A detective series free of angst that’s reassuringly old-fashioned?
Strike will do nicely.
|"Fancy a drink, guv?" (Image copyright: BBC)|
No doubt about it, JK Rowling is a modest writer. In 2012, The Cuckoo’s Calling, the first novel in her Cormoran Strike detective series, was published under the pseudonym Robert Galbraith, named after one of the writer’s personal heroes, Robert Kennedy, as well as a make-believe name she devised for herself when she was young, Ella Galbraith. Free of the hype that would have surrounded Rowling’s crime writing debut, the public had no preconceptions about her first foray into crime fiction, and the book was variously and positively described as “a stellar debut,” “laden with plenty of twists and distractions” with “a delightful touch for capturing London and evoking a new hero.”
That’s one of the appeals of the TV series. If Sam Spade was made for the glamour of San Francisco and Philip Marlowe couldn’t be separated from the ambience of the Los Angeles underworld, Cormoran Strike and the multi-cultural London of the 21st century are made for each other.
As played by Tom Burke, Strike is an amiable, charmingly rumpled outsider in the obligatory long coat of the PI, a former soldier who lost a leg in Afghanistan. On his return from the war he started a detective business with a loan from his rock star father (a very modern touch), but is on the verge of bankruptcy and has moved into his office as his girlfriend has thrown him out. Despite this, Strike wears his problems lightly, apart from getting really drunk after finding out his ex-girlfriend is getting married. Even then, he comes across as a mildly grumbly teddy bear. Throughout, he remains humane and empathic.
There are as many grand houses and photographers’ studios in Strike’s London as there are dingy backstreets – his investigations take him to all of these locations of high and low living – and, fittingly, like him his office sits between these two worlds, on Denmark Street in WC2H.
At the start of The Cuckoo’s Calling, Strike is joined by the knowingly first-named Robin Ellacott (the appealingly fresh-faced Holliday Granger), recently moved to London from Yorkshire, who becomes Strike’s temporary secretary, but is more interested in becoming a detective.

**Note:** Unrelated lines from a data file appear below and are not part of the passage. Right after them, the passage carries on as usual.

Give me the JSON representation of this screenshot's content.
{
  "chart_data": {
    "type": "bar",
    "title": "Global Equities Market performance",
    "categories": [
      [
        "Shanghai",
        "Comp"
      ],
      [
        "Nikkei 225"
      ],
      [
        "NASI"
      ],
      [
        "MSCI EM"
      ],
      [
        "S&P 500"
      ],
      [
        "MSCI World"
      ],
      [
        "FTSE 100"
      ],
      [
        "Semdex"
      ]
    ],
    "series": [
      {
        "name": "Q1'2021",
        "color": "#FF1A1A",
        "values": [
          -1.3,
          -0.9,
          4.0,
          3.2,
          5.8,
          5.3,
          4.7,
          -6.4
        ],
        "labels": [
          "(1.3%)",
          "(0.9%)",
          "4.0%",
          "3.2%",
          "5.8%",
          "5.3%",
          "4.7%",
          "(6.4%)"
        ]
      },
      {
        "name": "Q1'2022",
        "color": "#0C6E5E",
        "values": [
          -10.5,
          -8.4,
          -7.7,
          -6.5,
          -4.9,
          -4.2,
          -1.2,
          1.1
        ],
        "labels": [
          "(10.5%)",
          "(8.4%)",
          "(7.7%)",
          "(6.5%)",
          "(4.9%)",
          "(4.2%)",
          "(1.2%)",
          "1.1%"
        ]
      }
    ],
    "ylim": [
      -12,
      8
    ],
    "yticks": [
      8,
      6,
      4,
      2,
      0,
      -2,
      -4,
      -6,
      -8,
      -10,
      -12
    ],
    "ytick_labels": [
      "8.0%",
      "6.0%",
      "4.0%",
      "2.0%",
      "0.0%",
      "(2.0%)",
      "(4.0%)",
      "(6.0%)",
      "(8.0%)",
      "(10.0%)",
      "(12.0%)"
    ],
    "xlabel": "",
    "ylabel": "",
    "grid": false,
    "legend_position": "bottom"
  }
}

Granger’s perky but believable performance is the ideal audience identification figure, and paired with the optimistic, if slightly world-weary Strike, the duo make an appealing double act. By the end of the first TV adaptation, they’re the sort of ideally matched duo, like Holmes and Watson, Morse and Lewis and Regan and Carter that you’ll tune in to see regardless of the quality of the story.
Away from the engaging protagonists, the emphasis in The Cuckoo’s Calling is on the question of whether the apparent suicide of a super model, Lula Landry, the ‘Cuckoo’ of the title, was in fact a murder. This allows the story to pull in suspects from all over the social spectrum, from the suave but threatening lawyer Tony Landry (immaculately played by Martin Shaw), via the model’s bad boy, on-off actor boyfriend Evan Duffield (Bronson Webb), Lula’s homeless friend Rochelle Onifade (Tezlym Senior-Sakutu) to the other super models Lula worked with. The characters are to the fore and the three-part story stays well clear of the more salacious and grisly aspects of other detective TV fiction, such as Silent Witness (1996- ), Wire in the Blood (2002-08) and Whitechapel (2009-2013). In short, Strike is the sort of thing your mum could watch and enjoy. There is violence, but it’s deployed sparingly.
By the end, it’s slightly predictable that Strike’s money problems have been solved and he’s taken on Robin as his full-time secretary, but that only adds to the promise of what cases these two will-they-won’t-they, yes-they-probably-will like-minded souls will tackle in the future.
Strike and Robin are a perfect match.